Every jsonic program produces valid JSON. This isn’t a rule we’d impose on a general-purpose programming language. But for a DSL, it makes perfect sense. Since our DSL exists to produce JSON, we can treat this as a firm requirement.
Every valid JSON file is a valid jsonic program. This rule isn’t strictly necessary. But it’s consistent with the first rule: if we treat a JSON file as a jsonic program, the result should be itself.
Racket expressions can be embedded anywhere within a jsonic program that a JSON value—i.e., a Boolean, null, number, string, array, or object—would appear.
If the characters // appear in a line, the rest of the line will be commented out. This rule also isn’t strictly necessary. But JSON doesn’t support comments. And every programming language—even a small one—really should.
Let’s step through each of these ground rules and consider what it means for our language design.
Every valid jsonic program produces valid JSON.
This means we’ll need a way of checking the output of any program against the JSON specification. If the output doesn’t meet the specification, we’ll raise an error. For those worried that we’ll have to write a whole JSON checker within jsonic: we won’t.
Every valid JSON file is a valid jsonic program.
This means that our jsonic parser should process JSON files transparently. The rest will be handled by our JSON output checker mentioned above. Obviously, if the input is valid JSON, it will still be valid JSON at output.
Racket expressions can be embedded in place of any JSON value.
Since Racket expressions have a different syntax than JSON, this means we’ll need a pair of delimiters to set these expressions apart from the surrounding code. The simple delimiter pairs like () and [] and {} are already used by Racket S-expressions, so we need to avoid those. Instead, let’s use @$ and $@. We could choose anything, but those delimiters are easy to type, and won’t conflict with anything in JSON or Racket.
Since we’re substituting Racket expressions for JSON values, we’ll also want to enforce a correspondence between the two. JSON supports only six kinds of values—Booleans, nulls, numbers, strings, arrays, and objects. These naturally correspond to Racket Booleans, 'null symbols, numbers, strings, lists, and hash tables. So if our embedded Racket expressions don’t produce one of these JSON-compatible values, we’ll treat it as an error.
Furthermore, JSON is a text-based format.
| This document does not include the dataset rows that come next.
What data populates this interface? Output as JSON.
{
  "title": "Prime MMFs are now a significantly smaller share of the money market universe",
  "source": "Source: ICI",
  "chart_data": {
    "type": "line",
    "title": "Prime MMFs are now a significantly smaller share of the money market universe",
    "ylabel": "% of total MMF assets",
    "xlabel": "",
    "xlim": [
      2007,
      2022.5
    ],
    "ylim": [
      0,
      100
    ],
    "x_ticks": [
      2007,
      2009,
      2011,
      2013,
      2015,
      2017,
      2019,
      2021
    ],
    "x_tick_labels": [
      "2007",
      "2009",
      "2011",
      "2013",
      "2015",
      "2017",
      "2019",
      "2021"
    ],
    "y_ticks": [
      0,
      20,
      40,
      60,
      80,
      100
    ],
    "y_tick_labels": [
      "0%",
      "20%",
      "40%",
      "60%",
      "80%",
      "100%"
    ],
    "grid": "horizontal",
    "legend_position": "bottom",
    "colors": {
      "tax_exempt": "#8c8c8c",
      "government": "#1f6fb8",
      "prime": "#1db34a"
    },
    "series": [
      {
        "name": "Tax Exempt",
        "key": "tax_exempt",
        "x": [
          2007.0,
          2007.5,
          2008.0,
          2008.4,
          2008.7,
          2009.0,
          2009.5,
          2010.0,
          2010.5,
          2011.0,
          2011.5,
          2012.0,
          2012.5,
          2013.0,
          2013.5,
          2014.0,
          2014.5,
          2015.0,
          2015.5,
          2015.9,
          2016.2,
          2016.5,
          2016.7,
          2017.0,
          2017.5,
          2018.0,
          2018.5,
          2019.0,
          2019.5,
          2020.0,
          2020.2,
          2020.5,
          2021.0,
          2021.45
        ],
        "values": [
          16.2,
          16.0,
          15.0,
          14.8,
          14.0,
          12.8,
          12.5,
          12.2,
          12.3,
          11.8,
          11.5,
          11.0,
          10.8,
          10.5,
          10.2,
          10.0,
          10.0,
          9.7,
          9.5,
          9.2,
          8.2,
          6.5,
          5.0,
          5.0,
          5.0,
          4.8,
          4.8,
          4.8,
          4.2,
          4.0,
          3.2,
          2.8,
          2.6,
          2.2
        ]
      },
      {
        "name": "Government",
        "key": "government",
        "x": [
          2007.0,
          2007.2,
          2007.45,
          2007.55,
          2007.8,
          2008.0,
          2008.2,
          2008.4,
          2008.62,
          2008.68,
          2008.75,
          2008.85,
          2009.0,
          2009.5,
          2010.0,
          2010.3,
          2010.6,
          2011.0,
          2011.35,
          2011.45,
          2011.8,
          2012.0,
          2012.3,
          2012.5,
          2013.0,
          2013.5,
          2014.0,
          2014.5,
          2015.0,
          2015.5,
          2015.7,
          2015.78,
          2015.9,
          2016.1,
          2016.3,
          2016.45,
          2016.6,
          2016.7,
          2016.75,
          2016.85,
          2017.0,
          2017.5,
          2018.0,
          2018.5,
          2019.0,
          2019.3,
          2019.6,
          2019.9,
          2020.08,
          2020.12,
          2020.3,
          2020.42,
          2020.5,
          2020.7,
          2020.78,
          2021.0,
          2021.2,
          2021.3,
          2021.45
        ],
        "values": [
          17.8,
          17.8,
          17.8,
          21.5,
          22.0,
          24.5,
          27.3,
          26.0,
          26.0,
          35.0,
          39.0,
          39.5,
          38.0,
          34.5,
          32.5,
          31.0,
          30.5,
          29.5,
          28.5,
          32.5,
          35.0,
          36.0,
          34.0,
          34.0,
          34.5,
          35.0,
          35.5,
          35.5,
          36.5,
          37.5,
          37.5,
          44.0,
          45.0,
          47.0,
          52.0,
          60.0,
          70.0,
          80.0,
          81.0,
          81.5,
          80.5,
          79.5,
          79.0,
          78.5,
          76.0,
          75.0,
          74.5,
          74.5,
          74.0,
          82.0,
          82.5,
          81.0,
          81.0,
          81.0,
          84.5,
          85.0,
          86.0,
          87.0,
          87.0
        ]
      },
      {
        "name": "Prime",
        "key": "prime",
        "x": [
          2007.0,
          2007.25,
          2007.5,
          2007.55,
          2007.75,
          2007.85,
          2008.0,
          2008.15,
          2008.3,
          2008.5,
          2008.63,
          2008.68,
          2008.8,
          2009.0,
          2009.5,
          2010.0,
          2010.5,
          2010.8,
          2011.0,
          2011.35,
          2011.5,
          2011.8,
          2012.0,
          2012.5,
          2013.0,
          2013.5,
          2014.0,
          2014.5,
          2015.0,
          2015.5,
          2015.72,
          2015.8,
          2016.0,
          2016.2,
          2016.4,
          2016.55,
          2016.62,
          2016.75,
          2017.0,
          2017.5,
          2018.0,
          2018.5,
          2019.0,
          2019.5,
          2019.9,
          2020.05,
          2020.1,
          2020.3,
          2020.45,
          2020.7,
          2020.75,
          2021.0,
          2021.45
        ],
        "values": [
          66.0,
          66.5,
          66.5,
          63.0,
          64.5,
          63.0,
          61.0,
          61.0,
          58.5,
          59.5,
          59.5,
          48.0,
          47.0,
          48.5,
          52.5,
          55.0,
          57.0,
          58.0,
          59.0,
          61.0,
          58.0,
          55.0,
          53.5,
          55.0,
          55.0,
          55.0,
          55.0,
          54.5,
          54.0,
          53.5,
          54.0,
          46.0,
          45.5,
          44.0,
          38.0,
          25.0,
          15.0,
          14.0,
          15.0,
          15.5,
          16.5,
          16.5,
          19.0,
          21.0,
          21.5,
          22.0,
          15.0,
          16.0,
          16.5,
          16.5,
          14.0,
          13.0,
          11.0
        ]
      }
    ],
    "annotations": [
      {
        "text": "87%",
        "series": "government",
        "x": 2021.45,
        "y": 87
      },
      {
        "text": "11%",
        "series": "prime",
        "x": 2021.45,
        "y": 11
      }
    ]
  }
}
Therefore, our Racket expressions will ultimately need to be converted to JSON strings, so they can be combined with the surrounding JSON. But rather than making users deal with that housekeeping, we’ll have jsonic take care of these conversions automatically.
Taken together, we should be able to take our sample JSON and treat it as a jsonic program that produces equivalent JSON (we can run this program in DrRacket—#lang jsonic-demo is a working sample implementation):
1 2 3 4 5 6 7 8 9 10 11 12 | #lang jsonic-demo [ null, 42, true, ["array", "of", "strings"], { "key-1": null, "key-2": false, "key-3": {"subkey": 21} } ] |
We should also be able to replace these JSON values with equivalent Racket expressions:
1 2 3 4 5 6 7 8 9 10 11 | #lang jsonic-demo // a line comment [ @$ 'null $@, @$ (* 6 7) $@, @$ (= 2 (+ 1 1)) $@, @$ (list "array" "of" "strings") $@, @$ (hash 'key-1 'null 'key-2 (even? 3) 'key-3 (hash 'subkey 21)) $@ ] |
When we run this code in DrRacket, the ordering of key-1, key-2, and key-3 in the two samples may be different. That’s okay, because a JSON object, like a Racket hash table, doesn’t preserve key order.
This kind of DSL is also known as a preprocessor, because it’s source code that produces some other kind of source code. Programming jocks might be familiar with the C preprocessor; web jocks might be familiar with SASS, which is a preprocessor for CSS. But unlike a typical preprocessor, which usually supports only a limited vocabulary of operations, jsonic can use everything in the Racket language (as long as it ultimately reduces to one of our six kinds of values).
Beyond that, our language implementation will proceed just as it did for stacker and bf. Our language will have two main parts: a reader (comprising a tokenizer and a parser) and an expander.
But this time, one change. At the end of bf, we learned about packaging our language. For jsonic, we’ll set up our project as a package right away, to make our language easier to work with as we build it.